契約夫婦を解消したはずなのに、凄腕パイロットは私を捕らえて離さない
 誠吾さんと向き合うことで、〝好きだと思う〟ではなく、〝好き〟とはっきり言えるようになりたい。そのためにも怖い、不安だと理由をつけて逃げずに彼と向き合おう。

 誠吾さんが戻ってきたら時間を作ってもらい、今の正直な思いを伝えよう。

 それからはお互いの仕事の愚痴や、最近真琴が気になっているという整備士の彼との話で盛り上がり、私も真琴も次の日が休みということでいつもよりお酒が進んだ。


 おかげで次の日はふたりして二日酔いとなり、一日家で寝て過ごした。

「さすがに一昨日は飲み過ぎたね」

「うん、昨日はずっと動けなかった」

 休み明けの朝、最寄り駅で偶然真琴と会い、ふたりで一緒に空港まで来た。少し早い時間ということもあって控室には私たち以外誰もいなかった。

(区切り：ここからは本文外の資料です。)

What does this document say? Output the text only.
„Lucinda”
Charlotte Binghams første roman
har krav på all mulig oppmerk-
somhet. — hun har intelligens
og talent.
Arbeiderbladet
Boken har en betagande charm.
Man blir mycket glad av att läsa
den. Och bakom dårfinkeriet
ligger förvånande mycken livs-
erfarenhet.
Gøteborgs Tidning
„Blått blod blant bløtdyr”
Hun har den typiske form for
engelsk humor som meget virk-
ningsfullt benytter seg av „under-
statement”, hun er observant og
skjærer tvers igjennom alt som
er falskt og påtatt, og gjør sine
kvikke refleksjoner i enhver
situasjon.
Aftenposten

 ロッカーで着替えを済ませ、ロッカーの鏡に映る自分の身なりを隅々までチェックする。メイクや髪は崩れていないか、スカーフはしっかりと結べているか、制服に汚れはついていないか。

 それらをすべて確認してからロッカーを閉めた。

「凪咲の今日の予定は?」

「私は午前中のフライトはないの。十四時五分発の中部国際空港の往復便のみなんだ」

「いいなぁ、羨ましい。私はみっちり四便だよ。あれ? じゃあ凪咲、こんなに早く来ることなかったんじゃないの?」

 控室を出て廊下を進みながら、真琴は不思議そうに聞いてきた。